As each thread finishes a piece of the iteration space, it dynamically gets the next set of iterations. Each chunk contains
n
iterations, except for the last chunk to be assigned, which may have fewer iterations. If no
n
is specified, the default is 1.
[Q]par-schedule-guided
Can be used to specify a minimum number of iterations. Assigns iterations to threads in chunks as the threads request them. The thread executes the chunk of iterations, then requests another chunk, until no chunks remain to be assigned.
For a chunk of size 1, the size of each chunk is proportional to the number of unassigned iterations divided by the number of threads, decreasing to 1.
For an
n
with value
k
(greater than 1), the size of each chunk is determined in the same way with the restriction that the chunks do not contain fewer than
k
iterations (except for the last chunk to be assigned, which may have fewer than
k
iterations). If no
n
is specified, the default is 1.
[Q]par-schedule-guided-analytical
Divides iterations by using exponential distribution or dynamic distribution.

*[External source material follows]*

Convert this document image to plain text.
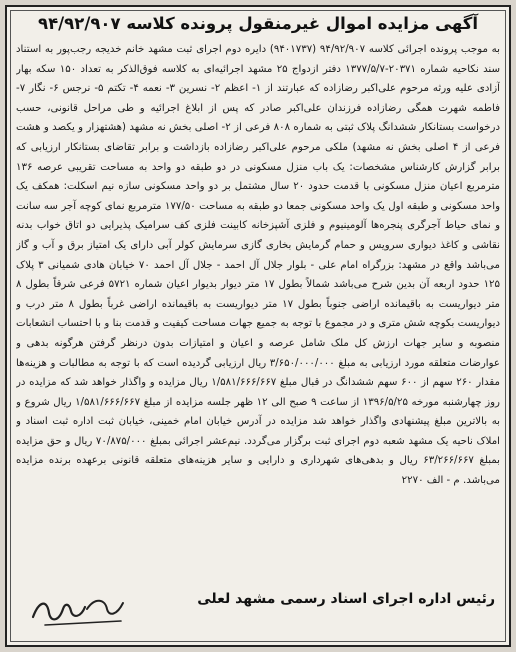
آگهی مزایده اموال غیرمنقول پرونده کلاسه ۹۴/۹۲/۹۰۷
به موجب پرونده اجرائی کلاسه ۹۴/۹۲/۹۰۷ (۹۴۰۱۷۳۷) دایره دوم اجرای ثبت مشهد خانم خدیجه رجب‌پور به استناد سند نکاحیه شماره ۲۰۳۷۱-۱۳۷۷/۵/۷ دفتر ازدواج ۲۵ مشهد اجرائیه‌ای به کلاسه فوق‌الذکر به تعداد ۱۵۰ سکه بهار آزادی علیه ورثه مرحوم علی‌اکبر رضازاده که عبارتند از ۱- اعظم ۲- نسرین ۳- نعمه ۴- تکتم ۵- نرجس ۶- نگار ۷- فاطمه شهرت همگی رضازاده فرزندان علی‌اکبر صادر که پس از ابلاغ اجرائیه و طی مراحل قانونی، حسب درخواست بستانکار ششدانگ پلاک ثبتی به شماره ۸۰۸ فرعی از ۲- اصلی بخش نه مشهد (هشتهزار و یکصد و هشت فرعی از ۴ اصلی بخش نه مشهد) ملکی مرحوم علی‌اکبر رضازاده بازداشت و برابر تقاضای بستانکار ارزیابی که برابر گزارش کارشناس مشخصات: یک باب منزل مسکونی در دو طبقه دو واحد به مساحت تقریبی عرصه ۱۳۶ مترمربع اعیان منزل مسکونی با قدمت حدود ۲۰ سال مشتمل بر دو واحد مسکونی سازه نیم اسکلت: همکف یک واحد مسکونی و طبقه اول یک واحد مسکونی جمعا دو طبقه به مساحت ۱۷۷/۵۰ مترمربع نمای کوچه آجر سه سانت و نمای حیاط آجرگری پنجره‌ها آلومینیوم و فلزی آشپزخانه کابینت فلزی کف سرامیک پذیرایی دو اتاق خواب بدنه نقاشی و کاغذ دیواری سرویس و حمام گرمایش بخاری گازی سرمایش کولر آبی دارای یک امتیاز برق و آب و گاز می‌باشد واقع در مشهد: بزرگراه امام علی - بلوار جلال آل احمد - جلال آل احمد ۷۰ خیابان هادی شمیانی ۳ پلاک ۱۲۵ حدود اربعه آن بدین شرح می‌باشد شمالاً بطول ۱۷ متر دیوار بدیوار اعیان شماره ۵۷۲۱ فرعی شرقاً بطول ۸ متر دیواریست به باقیمانده اراضی جنوباً بطول ۱۷ متر دیواریست به باقیمانده اراضی غرباً بطول ۸ متر درب و دیواریست بکوچه شش متری و در مجموع با توجه به جمیع جهات مساحت کیفیت و قدمت بنا و با احتساب انشعابات منصوبه و سایر جهات ارزش کل ملک شامل عرصه و اعیان و امتیازات بدون درنظر گرفتن هرگونه بدهی و عوارضات متعلقه مورد ارزیابی به مبلغ ۳/۶۵۰/۰۰۰/۰۰۰ ریال ارزیابی گردیده است که با توجه به مطالبات و هزینه‌ها مقدار ۲۶۰ سهم از ۶۰۰ سهم ششدانگ در قبال مبلغ ۱/۵۸۱/۶۶۶/۶۶۷ ریال مزایده و واگذار خواهد شد که مزایده در روز چهارشنبه مورخه ۱۳۹۶/۵/۲۵ از ساعت ۹ صبح الی ۱۲ ظهر جلسه مزایده از مبلغ ۱/۵۸۱/۶۶۶/۶۶۷ ریال شروع و به بالاترین مبلغ پیشنهادی واگذار خواهد شد مزایده در آدرس خیابان امام خمینی، خیابان ثبت اداره ثبت اسناد و املاک ناحیه یک مشهد شعبه دوم اجرای ثبت برگزار می‌گردد. نیم‌عشر اجرائی بمبلغ ۷۰/۸۷۵/۰۰۰ ریال و حق مزایده بمبلغ ۶۳/۲۶۶/۶۶۷ ریال و بدهی‌های شهرداری و دارایی و سایر هزینه‌های متعلقه قانونی برعهده برنده مزایده می‌باشد. م - الف ۲۲۷۰
رئیس اداره اجرای اسناد رسمی مشهد لعلی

The method depends on run-time implementation. Loop bounds are calculated with faster synchronization and chunks are dynamically dispatched at run time by threads in the team.
[Q]par-schedule-runtime
Defers the scheduling decision until run time.
The scheduling algorithm and chunk size are then taken from the setting of environment variable OMP_SCHEDULE.
This option may behave differently on Intel® microprocessors than on non-Intel microprocessors.
Alternate Options
None